Cette transformation écologique de la société ne répond pas seulement à une aspiration politique mais bien à une urgence vitale. Nous le savons, nos ressources naturelles sont surexploitées, notre économie délocalisée, le déclin de la biodiversité s’accélère et l’activité humaine, notre manière de consommer le monde atteignent directement l’environnement. Sortir de la crise climatique c’est sortir de l’ère pétrole et remettre en cause une société consumériste, en perpétuelle croissance et une vision à court terme. Les derniers rapports du GIEC sont alarmants et les objectifs des accords de Paris ne sont toujours pas atteints.

La Suisse, aujourd’hui, nous montre sa capacité de mobilisation financière pour répondre à la pandémie. Il s’agira d’être aussi fort pour répondre à l’urgence climatique. Face aux menaces silencieuses, celle du virus bien sûr, mais aussi celle de la pollution atmosphérique, des inégalités, de l’extinction des insectes, de la fonte des glaciers ou des microplastiques dans nos lacs, restons fort.e.s et mobilisé.e.s.

Alors que beaucoup sont au front, la société vit aujourd’hui au ralenti. Ce rythme plus lent est aussi le temps de la réflexion. Sur le socle de la solidarité, que nous pratiquons au quotidien face au Covid 19, réorientons notre société.

Loi sur le CO2 : des éco bonus pour le climat

Le nouveau parlement devra traiter ce printemps la loi sur le CO2. Loin d’une révolution mais posant les justes jalons, cette loi est déclinée sous l’angle des éco bonus.

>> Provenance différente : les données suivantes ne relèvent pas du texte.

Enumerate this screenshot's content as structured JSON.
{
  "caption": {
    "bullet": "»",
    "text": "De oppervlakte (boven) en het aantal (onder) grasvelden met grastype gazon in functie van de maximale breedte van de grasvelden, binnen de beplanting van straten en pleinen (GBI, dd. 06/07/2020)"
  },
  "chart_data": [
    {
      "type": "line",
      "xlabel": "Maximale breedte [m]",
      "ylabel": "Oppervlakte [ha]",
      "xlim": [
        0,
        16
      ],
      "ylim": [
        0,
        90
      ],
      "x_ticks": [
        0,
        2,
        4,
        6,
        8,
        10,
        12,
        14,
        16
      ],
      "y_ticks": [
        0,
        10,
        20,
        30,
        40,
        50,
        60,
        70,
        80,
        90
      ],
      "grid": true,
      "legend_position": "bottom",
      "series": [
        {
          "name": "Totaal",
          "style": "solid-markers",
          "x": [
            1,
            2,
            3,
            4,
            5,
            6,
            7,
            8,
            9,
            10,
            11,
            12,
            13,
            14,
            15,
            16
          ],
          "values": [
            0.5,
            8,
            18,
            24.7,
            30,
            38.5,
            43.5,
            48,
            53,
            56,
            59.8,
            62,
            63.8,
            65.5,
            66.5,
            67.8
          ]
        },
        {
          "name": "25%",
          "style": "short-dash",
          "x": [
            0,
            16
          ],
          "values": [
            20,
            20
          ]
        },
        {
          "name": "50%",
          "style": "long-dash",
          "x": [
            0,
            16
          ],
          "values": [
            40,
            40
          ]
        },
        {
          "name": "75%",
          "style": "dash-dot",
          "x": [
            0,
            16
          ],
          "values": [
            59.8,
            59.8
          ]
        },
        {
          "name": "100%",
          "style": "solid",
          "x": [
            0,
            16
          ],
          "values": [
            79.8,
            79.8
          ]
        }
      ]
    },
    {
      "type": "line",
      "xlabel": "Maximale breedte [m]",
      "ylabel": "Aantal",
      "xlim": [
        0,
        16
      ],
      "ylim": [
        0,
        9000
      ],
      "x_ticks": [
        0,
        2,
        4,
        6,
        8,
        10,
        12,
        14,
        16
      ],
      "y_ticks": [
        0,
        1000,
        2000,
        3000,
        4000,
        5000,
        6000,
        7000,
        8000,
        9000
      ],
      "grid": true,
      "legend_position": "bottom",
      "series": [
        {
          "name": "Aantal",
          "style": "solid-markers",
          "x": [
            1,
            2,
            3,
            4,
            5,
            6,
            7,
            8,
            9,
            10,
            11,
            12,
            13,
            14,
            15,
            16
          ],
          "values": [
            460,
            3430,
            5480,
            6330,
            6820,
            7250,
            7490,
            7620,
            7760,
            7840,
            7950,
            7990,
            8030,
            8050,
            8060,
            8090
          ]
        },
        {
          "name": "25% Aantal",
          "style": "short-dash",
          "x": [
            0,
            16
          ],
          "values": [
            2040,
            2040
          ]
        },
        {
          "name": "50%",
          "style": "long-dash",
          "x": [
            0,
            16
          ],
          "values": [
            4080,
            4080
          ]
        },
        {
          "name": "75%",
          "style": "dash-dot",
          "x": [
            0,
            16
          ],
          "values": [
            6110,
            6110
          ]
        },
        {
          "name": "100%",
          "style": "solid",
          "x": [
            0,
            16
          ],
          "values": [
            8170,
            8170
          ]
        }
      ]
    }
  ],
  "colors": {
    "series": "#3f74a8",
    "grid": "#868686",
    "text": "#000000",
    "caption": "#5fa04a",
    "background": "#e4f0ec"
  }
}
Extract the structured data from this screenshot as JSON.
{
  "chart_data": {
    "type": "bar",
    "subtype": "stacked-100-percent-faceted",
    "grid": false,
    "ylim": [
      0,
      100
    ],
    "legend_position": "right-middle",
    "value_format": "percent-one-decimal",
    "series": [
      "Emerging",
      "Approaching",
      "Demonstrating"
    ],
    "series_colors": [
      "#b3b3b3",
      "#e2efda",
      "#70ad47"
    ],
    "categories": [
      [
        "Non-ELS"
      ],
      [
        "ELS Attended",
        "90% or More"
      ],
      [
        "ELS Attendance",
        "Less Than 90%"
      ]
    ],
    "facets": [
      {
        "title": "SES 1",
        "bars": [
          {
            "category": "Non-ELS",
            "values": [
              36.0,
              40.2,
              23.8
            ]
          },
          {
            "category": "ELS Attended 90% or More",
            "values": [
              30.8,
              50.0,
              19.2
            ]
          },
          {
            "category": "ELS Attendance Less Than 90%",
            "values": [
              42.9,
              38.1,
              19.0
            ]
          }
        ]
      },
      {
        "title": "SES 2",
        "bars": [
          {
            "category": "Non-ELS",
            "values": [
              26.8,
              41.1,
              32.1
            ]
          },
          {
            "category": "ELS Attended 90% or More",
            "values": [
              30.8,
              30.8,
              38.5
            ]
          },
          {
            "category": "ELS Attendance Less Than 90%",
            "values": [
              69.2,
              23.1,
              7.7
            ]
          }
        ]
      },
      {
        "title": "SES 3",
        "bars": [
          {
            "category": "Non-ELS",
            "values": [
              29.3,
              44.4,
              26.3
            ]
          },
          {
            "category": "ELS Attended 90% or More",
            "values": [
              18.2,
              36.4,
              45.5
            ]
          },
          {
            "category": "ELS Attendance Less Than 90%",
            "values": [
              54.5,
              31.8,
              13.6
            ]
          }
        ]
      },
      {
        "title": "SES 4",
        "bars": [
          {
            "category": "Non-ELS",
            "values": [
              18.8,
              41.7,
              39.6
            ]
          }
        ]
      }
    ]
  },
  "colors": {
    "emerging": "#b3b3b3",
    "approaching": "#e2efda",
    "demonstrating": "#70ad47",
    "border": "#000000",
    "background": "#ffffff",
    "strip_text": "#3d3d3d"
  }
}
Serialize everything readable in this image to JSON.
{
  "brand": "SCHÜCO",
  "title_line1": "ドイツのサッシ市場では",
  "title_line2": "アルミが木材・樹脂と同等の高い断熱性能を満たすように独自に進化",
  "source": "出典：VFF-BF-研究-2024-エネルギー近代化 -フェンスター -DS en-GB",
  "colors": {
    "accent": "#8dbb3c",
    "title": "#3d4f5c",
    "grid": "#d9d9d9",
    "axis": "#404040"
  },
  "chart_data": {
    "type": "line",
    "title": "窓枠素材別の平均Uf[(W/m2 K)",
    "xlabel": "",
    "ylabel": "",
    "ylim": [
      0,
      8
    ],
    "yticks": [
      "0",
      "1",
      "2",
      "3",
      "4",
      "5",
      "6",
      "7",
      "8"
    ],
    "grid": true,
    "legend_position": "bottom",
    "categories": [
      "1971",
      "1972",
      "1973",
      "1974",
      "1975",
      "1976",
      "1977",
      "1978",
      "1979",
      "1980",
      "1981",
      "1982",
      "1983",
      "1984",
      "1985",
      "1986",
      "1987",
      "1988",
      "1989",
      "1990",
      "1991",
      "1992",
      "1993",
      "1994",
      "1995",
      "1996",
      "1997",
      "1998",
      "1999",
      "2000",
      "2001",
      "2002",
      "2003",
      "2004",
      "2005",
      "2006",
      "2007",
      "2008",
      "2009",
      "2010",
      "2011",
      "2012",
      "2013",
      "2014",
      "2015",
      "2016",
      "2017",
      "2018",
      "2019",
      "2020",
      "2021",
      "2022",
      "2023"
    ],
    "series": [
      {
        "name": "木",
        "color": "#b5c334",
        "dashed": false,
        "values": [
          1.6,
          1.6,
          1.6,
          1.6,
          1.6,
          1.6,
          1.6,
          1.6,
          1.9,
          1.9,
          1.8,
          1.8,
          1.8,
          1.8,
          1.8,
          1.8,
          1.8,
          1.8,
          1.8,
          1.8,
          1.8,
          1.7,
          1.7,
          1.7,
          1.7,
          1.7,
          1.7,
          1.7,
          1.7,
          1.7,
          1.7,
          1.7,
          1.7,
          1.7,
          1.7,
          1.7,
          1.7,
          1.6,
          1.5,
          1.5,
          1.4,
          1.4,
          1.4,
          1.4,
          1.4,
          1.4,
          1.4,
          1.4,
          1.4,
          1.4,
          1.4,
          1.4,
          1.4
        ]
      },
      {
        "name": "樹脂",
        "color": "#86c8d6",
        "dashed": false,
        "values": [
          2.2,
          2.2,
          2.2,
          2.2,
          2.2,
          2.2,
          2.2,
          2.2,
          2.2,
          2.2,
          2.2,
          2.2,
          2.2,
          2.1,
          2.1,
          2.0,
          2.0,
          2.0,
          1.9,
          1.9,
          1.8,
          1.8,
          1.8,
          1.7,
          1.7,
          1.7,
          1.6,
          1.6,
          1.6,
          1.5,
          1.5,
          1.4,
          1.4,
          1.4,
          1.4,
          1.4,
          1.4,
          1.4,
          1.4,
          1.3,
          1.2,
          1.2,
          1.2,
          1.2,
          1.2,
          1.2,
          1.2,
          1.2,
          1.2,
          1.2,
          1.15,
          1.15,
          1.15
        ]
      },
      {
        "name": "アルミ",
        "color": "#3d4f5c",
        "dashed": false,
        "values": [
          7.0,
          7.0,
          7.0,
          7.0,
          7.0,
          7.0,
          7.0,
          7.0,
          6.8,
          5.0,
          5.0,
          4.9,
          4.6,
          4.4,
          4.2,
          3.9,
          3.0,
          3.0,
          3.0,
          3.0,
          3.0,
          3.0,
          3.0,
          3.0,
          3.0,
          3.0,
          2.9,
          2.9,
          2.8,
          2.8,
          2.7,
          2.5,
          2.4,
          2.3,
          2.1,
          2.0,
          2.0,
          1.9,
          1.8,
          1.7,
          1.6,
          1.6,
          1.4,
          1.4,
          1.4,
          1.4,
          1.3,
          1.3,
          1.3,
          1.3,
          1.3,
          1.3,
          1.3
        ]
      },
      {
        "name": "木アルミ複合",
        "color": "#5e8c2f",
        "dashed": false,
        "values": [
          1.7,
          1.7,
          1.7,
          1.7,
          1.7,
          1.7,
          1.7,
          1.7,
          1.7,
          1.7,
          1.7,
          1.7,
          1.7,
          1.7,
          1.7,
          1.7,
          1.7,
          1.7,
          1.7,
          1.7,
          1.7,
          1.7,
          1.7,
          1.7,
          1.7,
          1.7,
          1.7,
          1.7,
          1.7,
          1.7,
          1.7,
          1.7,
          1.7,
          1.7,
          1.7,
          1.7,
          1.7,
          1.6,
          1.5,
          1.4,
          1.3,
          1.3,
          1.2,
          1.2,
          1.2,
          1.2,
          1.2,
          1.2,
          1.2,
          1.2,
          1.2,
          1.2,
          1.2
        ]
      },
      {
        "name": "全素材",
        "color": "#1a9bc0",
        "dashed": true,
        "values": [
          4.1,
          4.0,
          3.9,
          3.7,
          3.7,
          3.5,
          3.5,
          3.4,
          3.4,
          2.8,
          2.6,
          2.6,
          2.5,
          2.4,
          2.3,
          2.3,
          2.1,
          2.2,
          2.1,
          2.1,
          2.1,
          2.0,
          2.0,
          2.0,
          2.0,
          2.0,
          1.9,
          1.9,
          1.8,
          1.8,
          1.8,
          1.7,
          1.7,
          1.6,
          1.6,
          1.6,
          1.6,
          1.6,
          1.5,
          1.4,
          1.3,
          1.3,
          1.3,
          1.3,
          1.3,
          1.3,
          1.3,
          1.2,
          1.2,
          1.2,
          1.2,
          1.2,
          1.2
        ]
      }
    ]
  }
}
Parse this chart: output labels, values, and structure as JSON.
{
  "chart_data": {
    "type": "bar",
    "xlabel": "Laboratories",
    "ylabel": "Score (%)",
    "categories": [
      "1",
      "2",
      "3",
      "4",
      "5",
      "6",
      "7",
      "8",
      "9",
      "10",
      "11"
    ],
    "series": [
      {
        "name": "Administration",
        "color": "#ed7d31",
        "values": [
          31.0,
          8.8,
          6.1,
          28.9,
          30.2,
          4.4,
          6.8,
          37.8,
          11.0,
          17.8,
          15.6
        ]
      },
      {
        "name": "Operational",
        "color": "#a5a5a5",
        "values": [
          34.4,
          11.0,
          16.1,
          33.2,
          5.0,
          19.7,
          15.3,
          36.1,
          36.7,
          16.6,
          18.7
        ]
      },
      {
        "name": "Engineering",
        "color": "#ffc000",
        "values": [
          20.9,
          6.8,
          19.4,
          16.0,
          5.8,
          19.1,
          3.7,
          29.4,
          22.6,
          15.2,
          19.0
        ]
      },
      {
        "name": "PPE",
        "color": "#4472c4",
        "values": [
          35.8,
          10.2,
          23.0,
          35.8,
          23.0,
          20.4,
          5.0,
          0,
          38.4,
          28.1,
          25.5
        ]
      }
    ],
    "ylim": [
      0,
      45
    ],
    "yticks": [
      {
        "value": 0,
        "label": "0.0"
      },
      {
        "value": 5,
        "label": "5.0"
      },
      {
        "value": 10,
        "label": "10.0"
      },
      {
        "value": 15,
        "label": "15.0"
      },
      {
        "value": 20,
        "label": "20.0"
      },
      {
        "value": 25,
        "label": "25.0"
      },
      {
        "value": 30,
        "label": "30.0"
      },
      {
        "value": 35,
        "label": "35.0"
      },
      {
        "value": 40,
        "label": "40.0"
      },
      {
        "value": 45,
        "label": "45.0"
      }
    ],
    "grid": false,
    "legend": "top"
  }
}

Ce système incitatif de bonus-malus permet de prélever sur les technologies polluantes et de redistribuer l’argent à la population et dans des projets durables.

C’est le cas de l’actuelle dite taxe C02 sur le mazout, en place depuis 2008, retournée à la population via l’assurance maladie et sous forme de subvention pour l’isolation des bâtiments et le chauffage hors fossile, également retournée aux entreprises via l’AVS.

L’éco bonus sur les billets d’avion, comme nouvelle mesure, fonctionnerait sur le même principe. C’est le système même d’une prime ou d’un bonus qui reconnaît et valorise le comportement éco-compatible.

Contrairement à ce qui s’entend souvent, il ne s’agit pas d’une véritable taxe ou d’un nouvel impôt. L’argent retourne à la population et lui permet précisément d’accéder financièrement plus facilement aux alternatives propres. Cette étape est incontournable pour réduire nos émissions de CO2, même si elle ne va ni assez loin, ni assez vite.